Астелян остановился, он задыхался и покрылся потом. По мере рассказа его воодушевление нарастало, насколько это позволяли оковы на руках, ногах и вокруг тела.
— Тебя там не было, — сказал он Борею, расценив молчание капеллана как недоверие. — Как ты можешь понять наш восторг окончательной победы, если ты такой безжизненный и бесстрастный? Мы гнали их месяц за месяцем, пока не вынудили стать последним лагерем на побережье северного моря. Их осталось всего четыре тысячи. Наши воины догоняли, их было пятьдесят тысяч, и еще со мной на переднем крае более двадцати тысяч бойцов из священных отрядов. Мятежники не могли спастись, им некуда было бежать, у них не осталось логова, чтобы в нем укрыться. Мы их окружили, и мы не дали им пощады. К чести наших врагов, они сражались хорошо, и не один не попытался сдаться.

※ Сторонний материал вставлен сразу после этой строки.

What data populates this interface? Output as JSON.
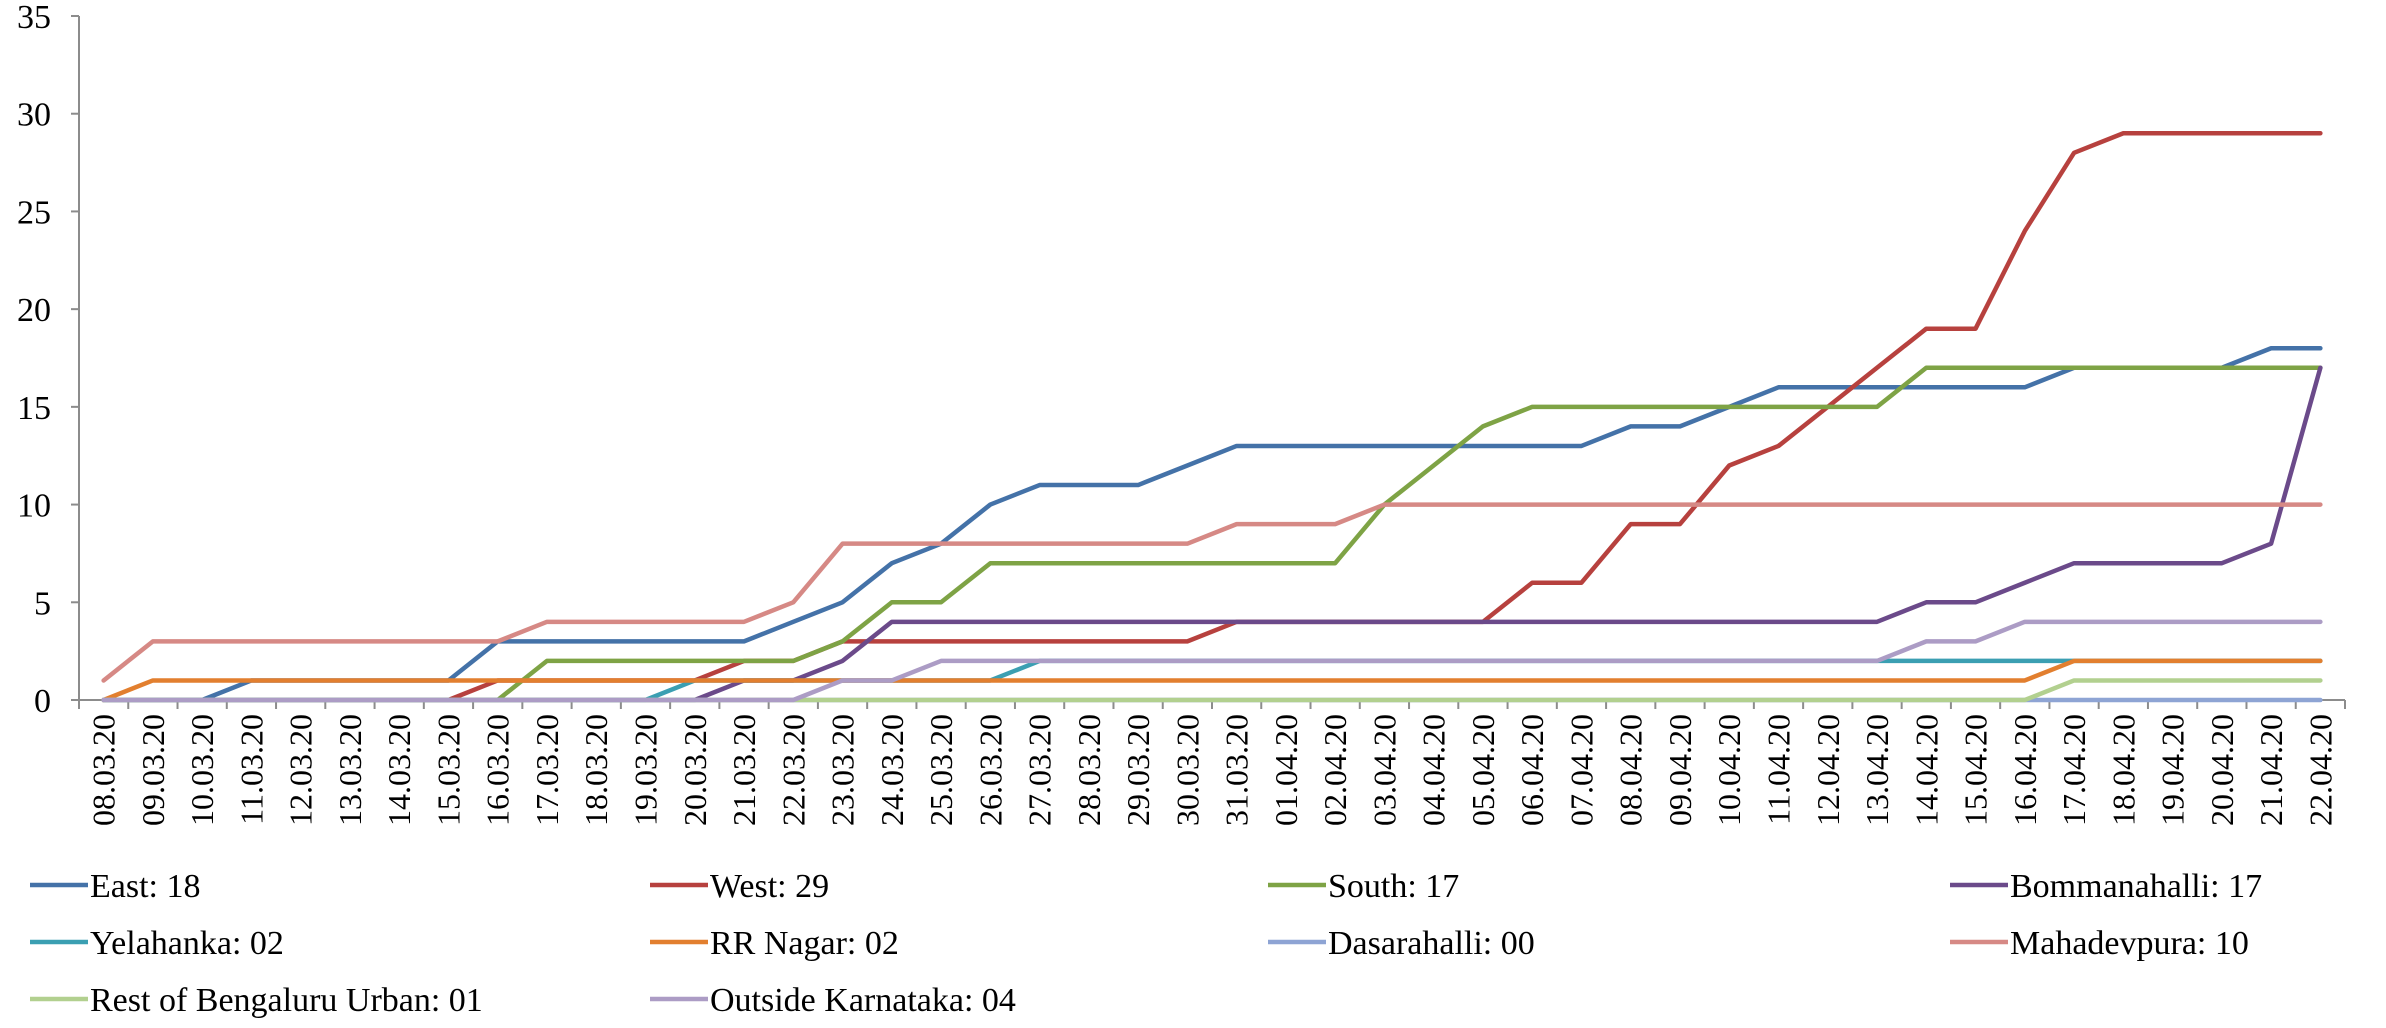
{
  "chart_data": {
    "type": "line",
    "ylim": [
      0,
      35
    ],
    "yticks": [
      0,
      5,
      10,
      15,
      20,
      25,
      30,
      35
    ],
    "grid": false,
    "legend_position": "bottom",
    "x": [
      "08.03.20",
      "09.03.20",
      "10.03.20",
      "11.03.20",
      "12.03.20",
      "13.03.20",
      "14.03.20",
      "15.03.20",
      "16.03.20",
      "17.03.20",
      "18.03.20",
      "19.03.20",
      "20.03.20",
      "21.03.20",
      "22.03.20",
      "23.03.20",
      "24.03.20",
      "25.03.20",
      "26.03.20",
      "27.03.20",
      "28.03.20",
      "29.03.20",
      "30.03.20",
      "31.03.20",
      "01.04.20",
      "02.04.20",
      "03.04.20",
      "04.04.20",
      "05.04.20",
      "06.04.20",
      "07.04.20",
      "08.04.20",
      "09.04.20",
      "10.04.20",
      "11.04.20",
      "12.04.20",
      "13.04.20",
      "14.04.20",
      "15.04.20",
      "16.04.20",
      "17.04.20",
      "18.04.20",
      "19.04.20",
      "20.04.20",
      "21.04.20",
      "22.04.20"
    ],
    "series": [
      {
        "name": "East: 18",
        "color": "#4472a8",
        "values": [
          0,
          0,
          0,
          1,
          1,
          1,
          1,
          1,
          3,
          3,
          3,
          3,
          3,
          3,
          4,
          5,
          7,
          8,
          10,
          11,
          11,
          11,
          12,
          13,
          13,
          13,
          13,
          13,
          13,
          13,
          13,
          14,
          14,
          15,
          16,
          16,
          16,
          16,
          16,
          16,
          17,
          17,
          17,
          17,
          18,
          18
        ]
      },
      {
        "name": "West: 29",
        "color": "#b7413e",
        "values": [
          0,
          0,
          0,
          0,
          0,
          0,
          0,
          0,
          1,
          1,
          1,
          1,
          1,
          2,
          2,
          3,
          3,
          3,
          3,
          3,
          3,
          3,
          3,
          4,
          4,
          4,
          4,
          4,
          4,
          6,
          6,
          9,
          9,
          12,
          13,
          15,
          17,
          19,
          19,
          24,
          28,
          29,
          29,
          29,
          29,
          29
        ]
      },
      {
        "name": "South: 17",
        "color": "#7ea345",
        "values": [
          0,
          0,
          0,
          0,
          0,
          0,
          0,
          0,
          0,
          2,
          2,
          2,
          2,
          2,
          2,
          3,
          5,
          5,
          7,
          7,
          7,
          7,
          7,
          7,
          7,
          7,
          10,
          12,
          14,
          15,
          15,
          15,
          15,
          15,
          15,
          15,
          15,
          17,
          17,
          17,
          17,
          17,
          17,
          17,
          17,
          17
        ]
      },
      {
        "name": "Bommanahalli: 17",
        "color": "#6b4a8a",
        "values": [
          0,
          0,
          0,
          0,
          0,
          0,
          0,
          0,
          0,
          0,
          0,
          0,
          0,
          1,
          1,
          2,
          4,
          4,
          4,
          4,
          4,
          4,
          4,
          4,
          4,
          4,
          4,
          4,
          4,
          4,
          4,
          4,
          4,
          4,
          4,
          4,
          4,
          5,
          5,
          6,
          7,
          7,
          7,
          7,
          8,
          17
        ]
      },
      {
        "name": "Yelahanka: 02",
        "color": "#3b9fb2",
        "values": [
          0,
          0,
          0,
          0,
          0,
          0,
          0,
          0,
          0,
          0,
          0,
          0,
          1,
          1,
          1,
          1,
          1,
          1,
          1,
          2,
          2,
          2,
          2,
          2,
          2,
          2,
          2,
          2,
          2,
          2,
          2,
          2,
          2,
          2,
          2,
          2,
          2,
          2,
          2,
          2,
          2,
          2,
          2,
          2,
          2,
          2
        ]
      },
      {
        "name": "RR Nagar: 02",
        "color": "#e27f2f",
        "values": [
          0,
          1,
          1,
          1,
          1,
          1,
          1,
          1,
          1,
          1,
          1,
          1,
          1,
          1,
          1,
          1,
          1,
          1,
          1,
          1,
          1,
          1,
          1,
          1,
          1,
          1,
          1,
          1,
          1,
          1,
          1,
          1,
          1,
          1,
          1,
          1,
          1,
          1,
          1,
          1,
          2,
          2,
          2,
          2,
          2,
          2
        ]
      },
      {
        "name": "Dasarahalli: 00",
        "color": "#8ea4d4",
        "values": [
          0,
          0,
          0,
          0,
          0,
          0,
          0,
          0,
          0,
          0,
          0,
          0,
          0,
          0,
          0,
          0,
          0,
          0,
          0,
          0,
          0,
          0,
          0,
          0,
          0,
          0,
          0,
          0,
          0,
          0,
          0,
          0,
          0,
          0,
          0,
          0,
          0,
          0,
          0,
          0,
          0,
          0,
          0,
          0,
          0,
          0
        ]
      },
      {
        "name": "Mahadevpura: 10",
        "color": "#d68985",
        "values": [
          1,
          3,
          3,
          3,
          3,
          3,
          3,
          3,
          3,
          4,
          4,
          4,
          4,
          4,
          5,
          8,
          8,
          8,
          8,
          8,
          8,
          8,
          8,
          9,
          9,
          9,
          10,
          10,
          10,
          10,
          10,
          10,
          10,
          10,
          10,
          10,
          10,
          10,
          10,
          10,
          10,
          10,
          10,
          10,
          10,
          10
        ]
      },
      {
        "name": "Rest of Bengaluru Urban: 01",
        "color": "#b2d08f",
        "values": [
          0,
          0,
          0,
          0,
          0,
          0,
          0,
          0,
          0,
          0,
          0,
          0,
          0,
          0,
          0,
          0,
          0,
          0,
          0,
          0,
          0,
          0,
          0,
          0,
          0,
          0,
          0,
          0,
          0,
          0,
          0,
          0,
          0,
          0,
          0,
          0,
          0,
          0,
          0,
          0,
          1,
          1,
          1,
          1,
          1,
          1
        ]
      },
      {
        "name": "Outside Karnataka: 04",
        "color": "#ac9cc5",
        "values": [
          0,
          0,
          0,
          0,
          0,
          0,
          0,
          0,
          0,
          0,
          0,
          0,
          0,
          0,
          0,
          1,
          1,
          2,
          2,
          2,
          2,
          2,
          2,
          2,
          2,
          2,
          2,
          2,
          2,
          2,
          2,
          2,
          2,
          2,
          2,
          2,
          2,
          3,
          3,
          4,
          4,
          4,
          4,
          4,
          4,
          4
        ]
      }
    ]
  }
}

— Это имело бы смысл? — спросил Борей.
— Никакого, — резко ответил Астелян, пожав плечами, его цепи глухо громыхнули. — Все они знали, что обречены на смерть, и решили умереть в бою. Понадобилось менее часа, сыпались снаряды, священные отряды наступали. На моем счету оказалось сто восемь врагов. Сто семь я убил в бою, а в самом конце Вазтуран, лучший из моих командиров, боготворимый отрядами, привел ко мне последнего живого мятежника. Я помню, он был молод, не старше двадцати лет, ранен в руку, и его лицо заливала кровь. На бритой коже головы он вытатуировал эмблему бунтовщиков: там была голова ворона и перевернутая аквила. Я подвел его к краю скалы, моя армия собралась вокруг, их были десятки тысяч, многие стояли на танках, чтобы лучше видеть, толкали и отпихивали друг друга, чтобы не пропустить зрелище смерти последнего тарсийского ренегата. Я сбросил парня с обрыва на острые камни, и армия разразилась одобрительными возгласами. Точно такой же гвалт отметил некогда победу моего ордена после завоевания Муапре Прим.
— Весомый повод для праздника, как погляжу, — прорычал Борей, выходя из темноты.
Впервые с момента прихода он не скрывал истинных чувств. Капеллан-дознаватель разнял руки и шагнул ближе к Астеляну. Без предупреждения он хлестнул его тыльной стороной ладони по лицу, почти не причинив боли. Такой удар означал оскорбление и подходил, чтобы наказать претендента. Никакие слова не выразили бы лучше чувства Борея.